The period tone is nailed by sharp costumes (Byrne and Becky Minto, who is also the scaffold-set designer) and 60s pop hits (deft arrangements by Hilary Brooks for the 10-strong actor-musician combo – rights to Rafferty’s music were unobtainable). A canny cast, as directed by Andy Arnold, keeps larger-than-life characters just the right side of caricature as they deliver this blackly comic coming-of-age drama. Talented, ambitious Dessie (Marc McMillan) joins band, falls in love, signs disadvantageous record contract, walks out on pregnant girlfriend (Julia Murray’s fierce Donna), heads for bright lights, big city, hits the skids, returns home to face the music.
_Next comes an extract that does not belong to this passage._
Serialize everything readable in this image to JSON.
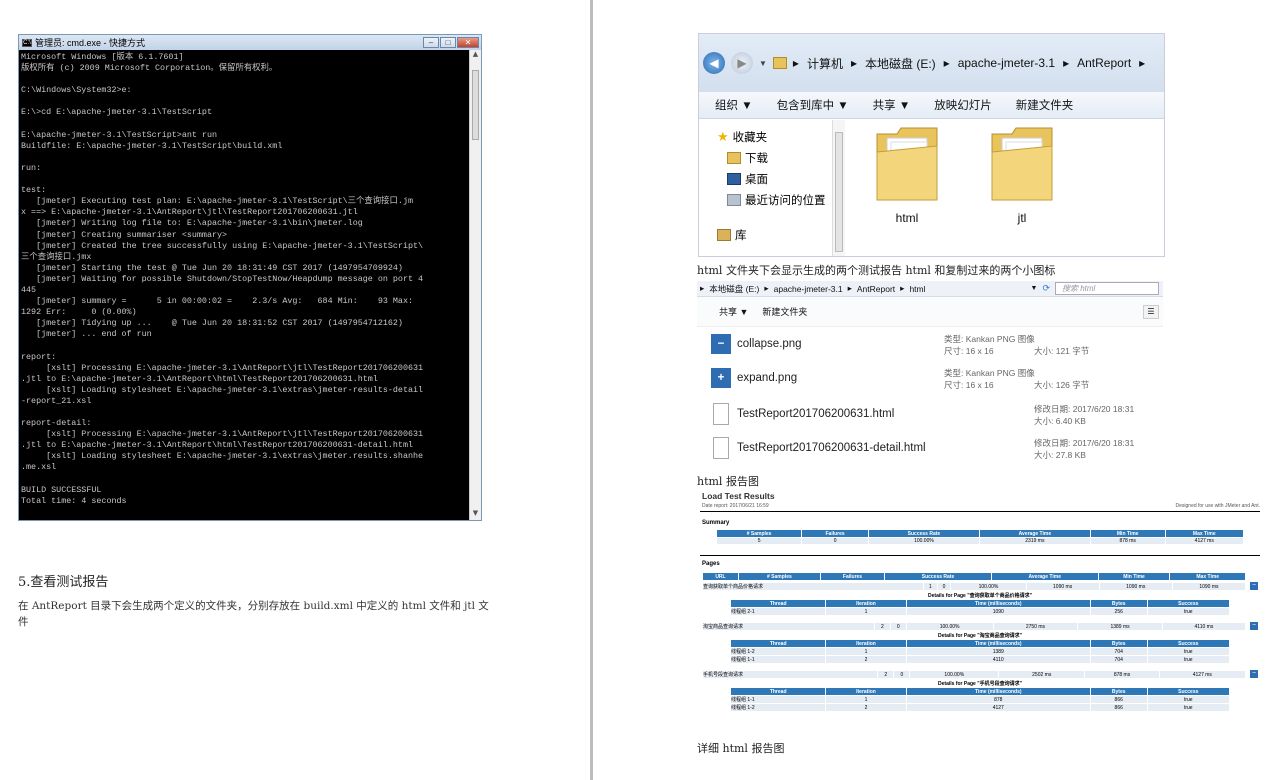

Byrne’s story has the exuberance of Fellini or Joyce, the alienation of Camus

Not surprisingly, from the writer of hit BBC TV series Tutti Frutti, the fit with actual, everyday reality is loose. Byrne’s story has the exaggerated exuberance of Fellini’s Amarcord or James Joyce’s Portrait of the Artist, cut with the dislocated alienation of Albert Camus’s novella L’Étranger and liberally gritted with west of Scotland, industrial-town street swagger and fast patter. As Dessie ricochets between the neon lights of church crucifix and dance-hall signs, there’s a glimpse of the play as morality tale – a soul’s journey via earthly temptations (dangled by Santino Smith’s diabolical manager) to redemption (George Drennan’s chain-smoking priest, liberally asperging spiritual guidance with bar-room demotic).

Above all, Underwood Lane offers a playfully devilish divine comedy and a good night out.